With a 69-megawatt (MW) generating capacity, the second phase of the San José hydropower plant, financed by CAF—development bank of Latin America—and the Plurinational State of Bolivia, was inaugurated in June, in the Department of Cochabamba, with funds channeled through the Central Bank of Bolivia (BCB). The power plant aims to meet the nation’s growing energy demand and increase reliability and security of future power supply.
The event took place in the Colomi municipality, in the San José region, with the presence of the President of the Plurinational State of Bolivia, Evo Morales, government authorities, CAF representatives, private entrepreneurs from Cochabamba, departmental and national parliamentarians, ENDE workers and local residents. In his speech, the president recalled the government’s challenge of investing in clean energy, such as wind, solar, geothermal and mainly hydropower. He assured that today the nation has a surplus of energy and that it is preparing to export it.

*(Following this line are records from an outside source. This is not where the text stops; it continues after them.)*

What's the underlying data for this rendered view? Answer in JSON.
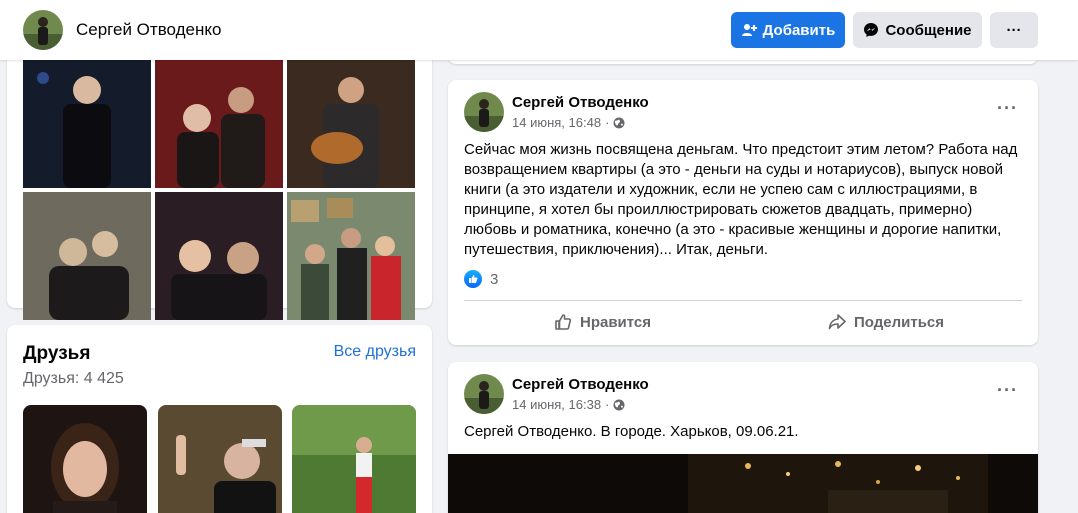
{
  "header": {
    "name": "Сергей Отводенко",
    "add_label": "Добавить",
    "message_label": "Сообщение",
    "more_label": "···"
  },
  "friends": {
    "title": "Друзья",
    "all_label": "Все друзья",
    "count_text": "Друзья: 4 425"
  },
  "posts": [
    {
      "author": "Сергей Отводенко",
      "date": "14 июня, 16:48",
      "dot": "·",
      "text": "Сейчас моя жизнь посвящена деньгам. Что предстоит этим летом? Работа над возвращением квартиры (а это - деньги на суды и нотариусов), выпуск новой книги (а это издатели и художник, если не успею сам с иллюстрациями, в принципе, я хотел бы проиллюстрировать сюжетов двадцать, примерно) любовь и роматника, конечно (а это - красивые женщины и дорогие напитки, путешествия, приключения)... Итак, деньги.",
      "reactions_count": "3",
      "like_label": "Нравится",
      "share_label": "Поделиться",
      "more_label": "···"
    },
    {
      "author": "Сергей Отводенко",
      "date": "14 июня, 16:38",
      "dot": "·",
      "text": "Сергей Отводенко. В городе. Харьков, 09.06.21.",
      "more_label": "···"
    }
  ],
  "colors": {
    "accent": "#1b74e4",
    "link": "#216fdb",
    "secondary_text": "#65676b",
    "button_gray": "#e4e6eb",
    "background": "#f0f2f5"
  }
}
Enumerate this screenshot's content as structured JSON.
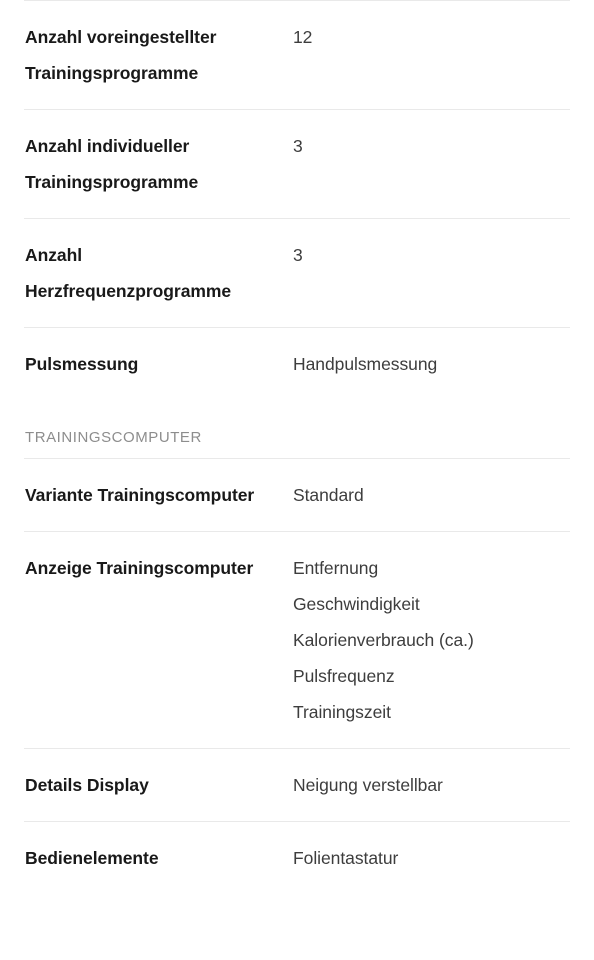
{
  "page": {
    "background_color": "#ffffff",
    "label_color": "#191919",
    "value_color": "#3d3d3d",
    "section_header_color": "#8d8d8d",
    "divider_color": "#e9e9e9"
  },
  "sections": [
    {
      "id": "specs-top",
      "header": null,
      "rows": [
        {
          "label": "Anzahl voreingestellter Trainingsprogramme",
          "values": [
            "12"
          ]
        },
        {
          "label": "Anzahl individueller Trainingsprogramme",
          "values": [
            "3"
          ]
        },
        {
          "label": "Anzahl Herzfrequenzprogramme",
          "values": [
            "3"
          ]
        },
        {
          "label": "Pulsmessung",
          "values": [
            "Handpulsmessung"
          ]
        }
      ]
    },
    {
      "id": "trainingscomputer",
      "header": "TRAININGSCOMPUTER",
      "rows": [
        {
          "label": "Variante Trainingscomputer",
          "values": [
            "Standard"
          ]
        },
        {
          "label": "Anzeige Trainingscomputer",
          "values": [
            "Entfernung",
            "Geschwindigkeit",
            "Kalorienverbrauch (ca.)",
            "Pulsfrequenz",
            "Trainingszeit"
          ]
        },
        {
          "label": "Details Display",
          "values": [
            "Neigung verstellbar"
          ]
        },
        {
          "label": "Bedienelemente",
          "values": [
            "Folientastatur"
          ]
        }
      ]
    }
  ]
}
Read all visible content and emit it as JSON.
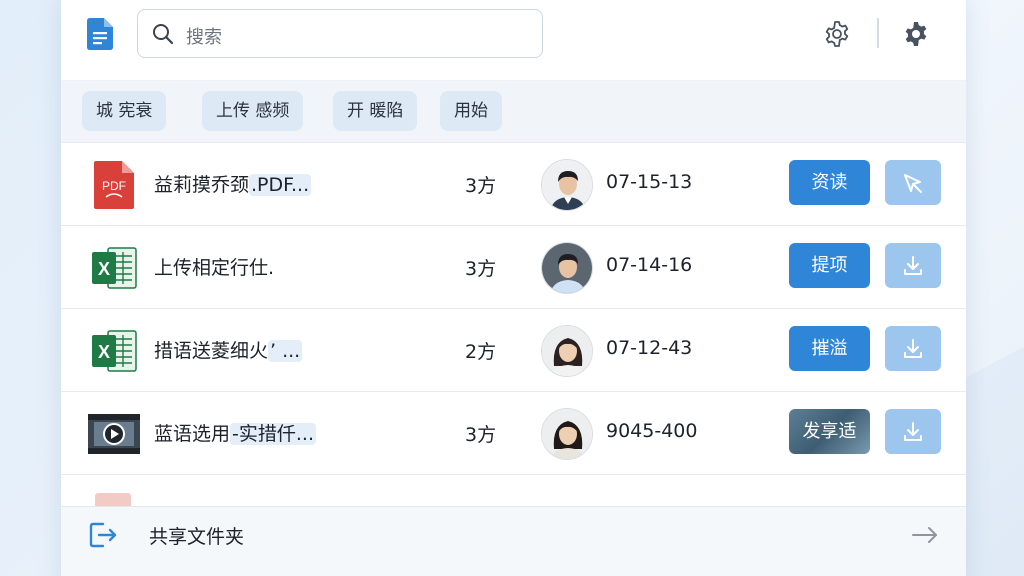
{
  "header": {
    "search": {
      "placeholder": "搜索"
    },
    "settings_icon": "gear-icon",
    "extension_icon": "puzzle-icon"
  },
  "chips": [
    {
      "label": "城  宪衰"
    },
    {
      "label": "上传  感频"
    },
    {
      "label": "开  暖陷"
    },
    {
      "label": "用始"
    }
  ],
  "files": [
    {
      "type": "pdf",
      "name_main": "益莉摸乔颈",
      "name_hl": ".PDF...",
      "count": "3方",
      "date": "07-15-13",
      "action": "资读",
      "action_style": "primary",
      "download_icon": "cursor-icon"
    },
    {
      "type": "excel",
      "name_main": "上传相定行仕.",
      "name_hl": "",
      "count": "3方",
      "date": "07-14-16",
      "action": "提项",
      "action_style": "primary",
      "download_icon": "download-icon"
    },
    {
      "type": "excel",
      "name_main": "措语送菱细火",
      "name_hl": "’ ...",
      "count": "2方",
      "date": "07-12-43",
      "action": "摧溢",
      "action_style": "primary",
      "download_icon": "download-icon"
    },
    {
      "type": "video",
      "name_main": "蓝语选用",
      "name_hl": "-实措仟...",
      "count": "3方",
      "date": "9045-400",
      "action": "发享适",
      "action_style": "video",
      "download_icon": "download-icon"
    }
  ],
  "footer": {
    "label": "共享文件夹",
    "icon": "exit-icon",
    "arrow_icon": "arrow-right-icon"
  },
  "colors": {
    "primary": "#2f86d8",
    "download_bg": "#9cc6ee",
    "chip_bg": "#dde9f5"
  }
}
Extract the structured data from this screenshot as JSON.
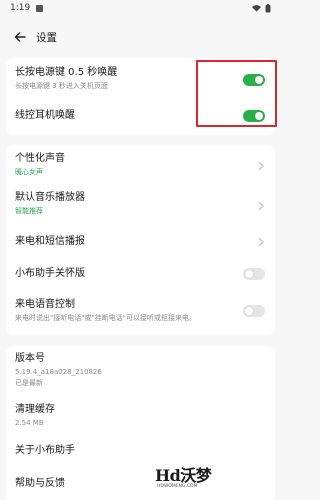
{
  "status_bar": {
    "time": "1:19"
  },
  "header": {
    "title": "设置"
  },
  "wake": {
    "power_key": {
      "title": "长按电源键 0.5 秒唤醒",
      "subtitle": "长按电源键 3 秒进入关机页面",
      "enabled": true
    },
    "headset": {
      "title": "线控耳机唤醒",
      "enabled": true
    }
  },
  "sound": {
    "voice": {
      "title": "个性化声音",
      "value": "暖心女声"
    },
    "player": {
      "title": "默认音乐播放器",
      "value": "智能推荐"
    },
    "announce": {
      "title": "来电和短信播报"
    },
    "care": {
      "title": "小布助手关怀版",
      "enabled": false
    },
    "voice_control": {
      "title": "来电语音控制",
      "subtitle": "来电时说出\"接听电话\"或\"挂断电话\"可以接听或拒接来电。",
      "enabled": false
    }
  },
  "info": {
    "version": {
      "title": "版本号",
      "value": "5.19.4_a18a028_210826",
      "status": "已是最新"
    },
    "cache": {
      "title": "清理缓存",
      "value": "2.54 MB"
    },
    "about": {
      "title": "关于小布助手"
    },
    "help": {
      "title": "帮助与反馈"
    }
  },
  "watermark": {
    "main": "Hd沃梦",
    "sub": "HDWOMENG.COM"
  },
  "colors": {
    "accent_green": "#28b047",
    "highlight_red": "#d8282f",
    "background": "#f7f7f7"
  }
}
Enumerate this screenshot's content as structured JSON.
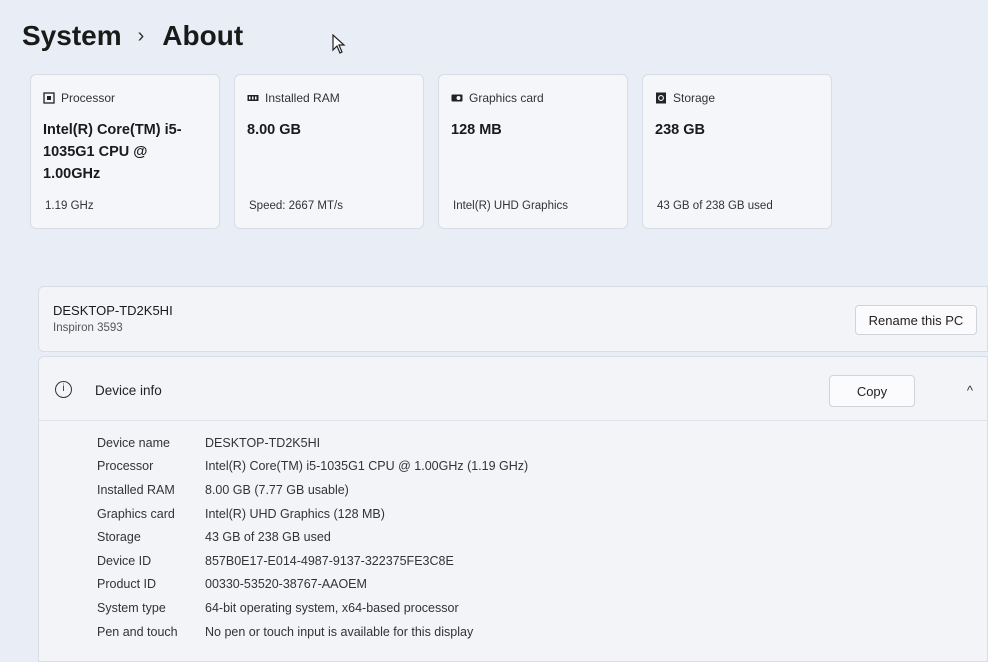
{
  "breadcrumb": {
    "parent": "System",
    "separator": "›",
    "current": "About"
  },
  "cards": [
    {
      "id": "processor",
      "icon": "processor-icon",
      "label": "Processor",
      "value": "Intel(R) Core(TM) i5-1035G1 CPU @ 1.00GHz",
      "sub": "1.19 GHz"
    },
    {
      "id": "ram",
      "icon": "ram-icon",
      "label": "Installed RAM",
      "value": "8.00 GB",
      "sub": "Speed: 2667 MT/s"
    },
    {
      "id": "graphics",
      "icon": "graphics-card-icon",
      "label": "Graphics card",
      "value": "128 MB",
      "sub": "Intel(R) UHD Graphics"
    },
    {
      "id": "storage",
      "icon": "storage-icon",
      "label": "Storage",
      "value": "238 GB",
      "sub": "43 GB of 238 GB used"
    }
  ],
  "pc": {
    "name": "DESKTOP-TD2K5HI",
    "model": "Inspiron 3593",
    "rename_label": "Rename this PC"
  },
  "device_info": {
    "title": "Device info",
    "info_glyph": "i",
    "copy_label": "Copy",
    "collapse_glyph": "^",
    "rows": [
      {
        "key": "Device name",
        "value": "DESKTOP-TD2K5HI"
      },
      {
        "key": "Processor",
        "value": "Intel(R) Core(TM) i5-1035G1 CPU @ 1.00GHz (1.19 GHz)"
      },
      {
        "key": "Installed RAM",
        "value": "8.00 GB (7.77 GB usable)"
      },
      {
        "key": "Graphics card",
        "value": "Intel(R) UHD Graphics (128 MB)"
      },
      {
        "key": "Storage",
        "value": "43 GB of 238 GB used"
      },
      {
        "key": "Device ID",
        "value": "857B0E17-E014-4987-9137-322375FE3C8E"
      },
      {
        "key": "Product ID",
        "value": "00330-53520-38767-AAOEM"
      },
      {
        "key": "System type",
        "value": "64-bit operating system, x64-based processor"
      },
      {
        "key": "Pen and touch",
        "value": "No pen or touch input is available for this display"
      }
    ]
  }
}
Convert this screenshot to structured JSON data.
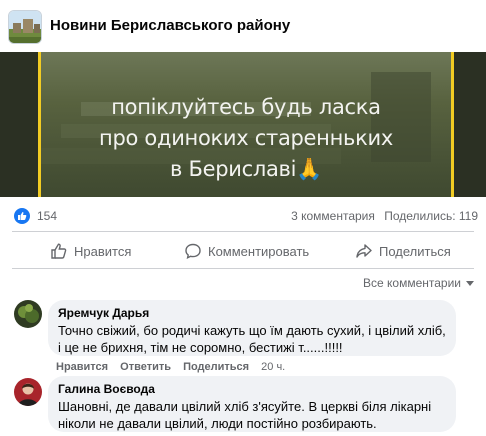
{
  "page": {
    "title": "Новини Бериславського району"
  },
  "post": {
    "image_text": [
      "попіклуйтесь будь ласка",
      "про одиноких старенньких",
      "в Бериславі"
    ],
    "image_emoji": "🙏",
    "frame_color": "#f2cc23"
  },
  "stats": {
    "likes": "154",
    "comments": "3 комментария",
    "shares": "Поделились: 119"
  },
  "actions": {
    "like": "Нравится",
    "comment": "Комментировать",
    "share": "Поделиться"
  },
  "comments_filter": "Все комментарии",
  "comments": [
    {
      "author": "Яремчук Дарья",
      "text": "Точно свіжий, бо родичі кажуть що їм дають сухий, і цвілий хліб, і це не брихня, тім не соромно, бестижі т......!!!!!",
      "like": "Нравится",
      "reply": "Ответить",
      "share": "Поделиться",
      "time": "20 ч."
    },
    {
      "author": "Галина Воєвода",
      "text": "Шановні, де давали цвілий хліб з'ясуйте. В церкві біля лікарні ніколи не давали цвілий, люди постійно розбирають."
    }
  ],
  "colors": {
    "accent": "#1877f2",
    "secondary_text": "#65676b",
    "bubble": "#f0f2f5"
  }
}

The new hydropower plant, San José 2, complements the first phase of the project (San José 1, 55 MW) commissioned in late 2018, and increases power generation capacity to a total 124 MW, which will be transferred to the National Interconnected System (SIN), to cover some 10% of domestic electricity demand. The total cost of the project was US$287.52 million, 33% (US$94.88 million) of which was financed by CAF.
“We are a strategic partner that promotes the sustainable development of our member countriesthrough projects such as this hydropower plant, which generates clean energy, will improve the quality of life of more than 700,000 people and will boost industrial activity and export projects in the nation,” said CAF representative in Bolivia, Gladis Genua.
The Optimal Plan for the Expansion of the National Interconnected System 2012 - 2022 (POES) called the San José Hydropower Project the most beneficial venture for the interests of the nation, as it leverages the turbine discharge waters from the Corani and Santa Isabel hydropower plants.
This hydropower plant helps exceed statutory electricity reserves, and will ensure the stability and reliability of the national power system. It also saves 7.81 billion cubic feet of gas (166.7 million cubic meters in combined cycle and 214.5 million cubic meters in thermal generation) as thermal power generators are used less, which can be used for export, thus creating an important source of income for the nation. The San Jose plant will also create more than 1,000 direct jobs and reduce CO2 emissions in the region.
This project also diversifies Bolivia’s energy matrix, boosting renewable energy projects, and expands power coverage nationwide, by increasing available power in the grid.
The generation of this hydropower plant accounts for approximately 25% of the hydropower generation capacity, making the future Corani-Santa Isabel-San José complex the largest in Bolivia, as it now provides power close to 20% of the nation’s current generation capacity.